The struggling French car maker, which last year had 11 percent of its sales in China, aims to almost double its sales of lower-range cars there by 2015 as it comes from behind market leaders General Motors (GM.N) and Volkswagen (VOWG_p.DE).
Volkswagen's Audi, BMW (BMWG.DE) and Daimler AG's (DAIGn.DE) Mercedes-Benz dominate the premier car market in a country that is ever more important for global auto makers as economic weakness depresses sales in the West.
Europe's second biggest automaker has made its upscale Citroen DS3, DS4 and DS5 - long, low-slung cars - available in China for the first time.
"The premier market is now 8 percent of the Chinese market, which means one million people are buying luxury cars this year," Gregoire Olivier told Reuters in an interview.
"In 2020 we believe it will be more than 15 percent for a car market which would have doubled... The DS is addressing this new generation of premier car buyers and we think there is a lot of room even for others."
Peugeot expects those models to compete with Volvo, in a price bracket below the German brands, rather than with the likes of Volkswagen's Passat or the Buick Lacrosse from General Motors, at the top end of the regular car market.
The DS5 is priced at 300,000-350,000 yuan ($47,000-55,000) with the DS4 at up to 300,000 yuan, on a par with Volvo cars of similar size.
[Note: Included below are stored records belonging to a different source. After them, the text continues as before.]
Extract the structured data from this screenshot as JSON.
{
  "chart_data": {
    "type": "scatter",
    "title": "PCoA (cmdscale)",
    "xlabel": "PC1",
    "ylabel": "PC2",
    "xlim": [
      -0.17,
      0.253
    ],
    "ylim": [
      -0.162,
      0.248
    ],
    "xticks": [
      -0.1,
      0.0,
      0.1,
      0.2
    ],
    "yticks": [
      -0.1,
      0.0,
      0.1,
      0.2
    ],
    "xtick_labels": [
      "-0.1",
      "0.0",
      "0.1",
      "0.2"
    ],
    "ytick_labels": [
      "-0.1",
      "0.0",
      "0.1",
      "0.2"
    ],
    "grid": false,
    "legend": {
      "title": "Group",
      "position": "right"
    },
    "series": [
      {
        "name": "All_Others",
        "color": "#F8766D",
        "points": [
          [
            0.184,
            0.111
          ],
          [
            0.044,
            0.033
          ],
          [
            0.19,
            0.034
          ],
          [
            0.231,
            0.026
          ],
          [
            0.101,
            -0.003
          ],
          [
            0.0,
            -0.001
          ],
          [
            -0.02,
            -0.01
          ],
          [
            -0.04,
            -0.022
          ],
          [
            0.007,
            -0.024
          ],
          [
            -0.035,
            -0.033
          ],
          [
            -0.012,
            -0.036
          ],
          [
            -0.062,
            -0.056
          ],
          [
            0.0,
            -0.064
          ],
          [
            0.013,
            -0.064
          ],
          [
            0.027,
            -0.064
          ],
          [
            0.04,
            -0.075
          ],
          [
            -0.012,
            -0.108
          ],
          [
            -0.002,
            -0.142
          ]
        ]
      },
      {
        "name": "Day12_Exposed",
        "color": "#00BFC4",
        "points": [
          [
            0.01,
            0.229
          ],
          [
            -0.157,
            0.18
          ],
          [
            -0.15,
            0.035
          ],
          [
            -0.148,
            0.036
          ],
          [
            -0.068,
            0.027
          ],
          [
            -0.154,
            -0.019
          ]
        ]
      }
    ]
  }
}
Peugeot has begun opening dedicated outlets for the DS in China, designed to be more stylish than its others, and aims to have over 100 of them by 2015.
In addition to 200,000 DS cars, Peugeot aims to expand sales of other models to 750,000 by 2015 compared to the 404,000 that it sold in China last year. It is introducing four new Peugeot cars and four additional Citroen models apart from the DS range.
The picture is a sharp contrast from Europe. Peugeot said on Thursday it was looking for additional cost savings and freeing capacity at one of its two Paris plants to prepare for the other's closure.
Olivier expected the Chinese expansion to keep on track despite a slowdown in car market growth after the withdrawal of government incentives for buyers in 2010.
He expected China's overall car market would continue to grow at 8-10 percent in the coming years due to low penetration in smaller cities and rural areas.
Last year, Peugeot started work on its third China plant, jointly run with Dongfeng Motor Group Co (0489.HK), which will give the partners a total capacity of 750,000 vehicles by 2015.
Peugeot is also building a factory able to produce 200,000 cars a year with China Changan Automobile Group for its DS line up.
GM - which has an alliance with Peugeot - Nissan Motor (7201.T) and Honda Motor (7267.T), are also playing catch-up to the Germans in China's premier market.
Nissan will make Infiniti cars in China from 2014 and GM expects Cadillac sales to match U.S. levels by 2015 or 2016.
GM sold over 2.5 million vehicles in China last year. Half of them were cheap minivans.